2.8

815 79 52
                                    

Bu bölüm diğerlerine göre uzun oldu. 😊
Uzun süredir bölüm atamıyorum çünkü, bu aralar pek bir ilham gelmiyor.

Umarım severek okursunuz.♥️

☕️🍪 Keyifli okumalar. ☕️🍪

Dip not: Aralara yorum atmayı unutmayın 😇

_____________________

Oturduğum yerde kafamı telefonuma gömmüş ve birazdan onunda buraya geleceğini, ayrıca yanında da sevgilisini getireceği gerçeğini kabullenmemek adına sosyal medyada geziyordum. Ayrıca buraya Can ile gelmiş olmama rağmen yine satılmıştım. Asi okul durumu yüzünden katılamayarak bu geceyi kaçırıyordu. Balo gecesinin hıncını alıyormuşum gibi hissediyordum.

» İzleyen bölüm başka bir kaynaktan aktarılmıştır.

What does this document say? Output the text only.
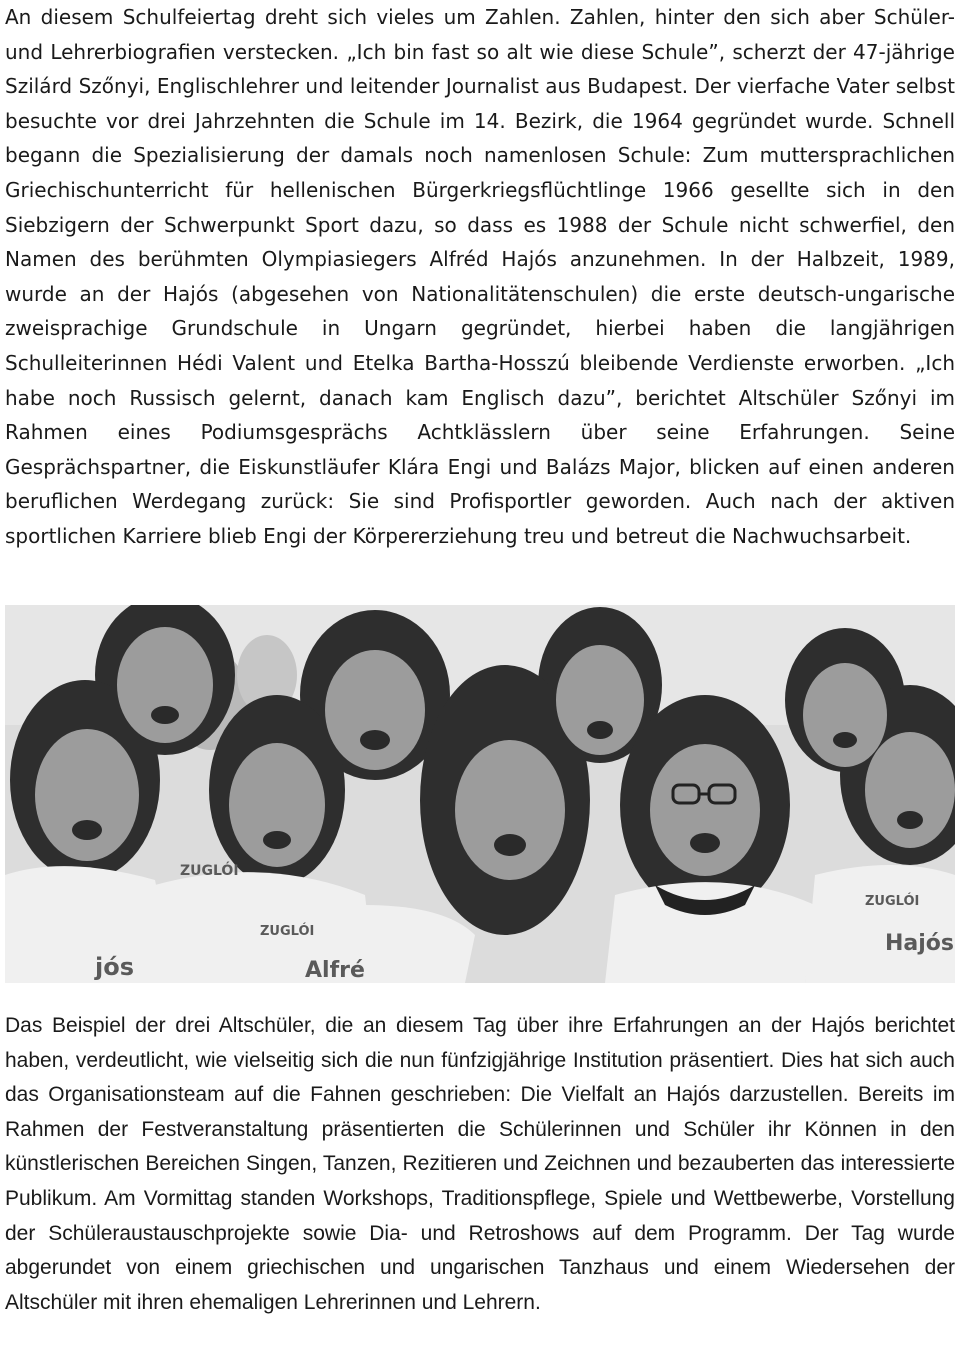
An diesem Schulfeiertag dreht sich vieles um Zahlen. Zahlen, hinter den sich aber Schüler- und Lehrerbiografien verstecken. „Ich bin fast so alt wie diese Schule”, scherzt der 47-jährige Szilárd Szőnyi, Englischlehrer und leitender Journalist aus Budapest. Der vierfache Vater selbst besuchte vor drei Jahrzehnten die Schule im 14. Bezirk, die 1964 gegründet wurde. Schnell begann die Spezialisierung der damals noch namenlosen Schule: Zum muttersprachlichen Griechischunterricht für hellenischen Bürgerkriegsflüchtlinge 1966 gesellte sich in den Siebzigern der Schwerpunkt Sport dazu, so dass es 1988 der Schule nicht schwerfiel, den Namen des berühmten Olympiasiegers Alfréd Hajós anzunehmen. In der Halbzeit, 1989, wurde an der Hajós (abgesehen von Nationalitätenschulen) die erste deutsch-ungarische zweisprachige Grundschule in Ungarn gegründet, hierbei haben die langjährigen Schulleiterinnen Hédi Valent und Etelka Bartha-Hosszú bleibende Verdienste erworben. „Ich habe noch Russisch gelernt, danach kam Englisch dazu”, berichtet Altschüler Szőnyi im Rahmen eines Podiumsgesprächs Achtklässlern über seine Erfahrungen. Seine Gesprächspartner, die Eiskunstläufer Klára Engi und Balázs Major, blicken auf einen anderen beruflichen Werdegang zurück: Sie sind Profisportler geworden. Auch nach der aktiven sportlichen Karriere blieb Engi der Körpererziehung treu und betreut die Nachwuchsarbeit.

ZUGLÓI
ZUGLÓI
ZUGLÓI
Hajós
Alfré
jós

Das Beispiel der drei Altschüler, die an diesem Tag über ihre Erfahrungen an der Hajós berichtet haben, verdeutlicht, wie vielseitig sich die nun fünfzigjährige Institution präsentiert. Dies hat sich auch das Organisationsteam auf die Fahnen geschrieben: Die Vielfalt an Hajós darzustellen. Bereits im Rahmen der Festveranstaltung präsentierten die Schülerinnen und Schüler ihr Können in den künstlerischen Bereichen Singen, Tanzen, Rezitieren und Zeichnen und bezauberten das interessierte Publikum. Am Vormittag standen Workshops, Traditionspflege, Spiele und Wettbewerbe, Vorstellung der Schüleraustauschprojekte sowie Dia- und Retroshows auf dem Programm. Der Tag wurde abgerundet von einem griechischen und ungarischen Tanzhaus und einem Wiedersehen der Altschüler mit ihren ehemaligen Lehrerinnen und Lehrern.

Telefonumdan gözlerimi saniyelik çektiğimde Can'ın Namjoon ve Hoseok ile derin bir konuşmaya girdiğini gördüm. Sanırım kendilerine bir ortak nokta bulmuşlardı. Her ne kadar Can'a şu an uyuz olsamda doğum günü çocuğunu üzmemek adına ona vurmaktan vazgeçiyordum. Hem üzerinden baya geçen doğum gününü batırmamam gerekiyordu. Elbetteki eve dönecektik ve Can gözüne yumruğu yiyecekti. Kim bestfriend'ini bir köşede ölüme terk ederdi ki. Tabi ki Can hayvanı.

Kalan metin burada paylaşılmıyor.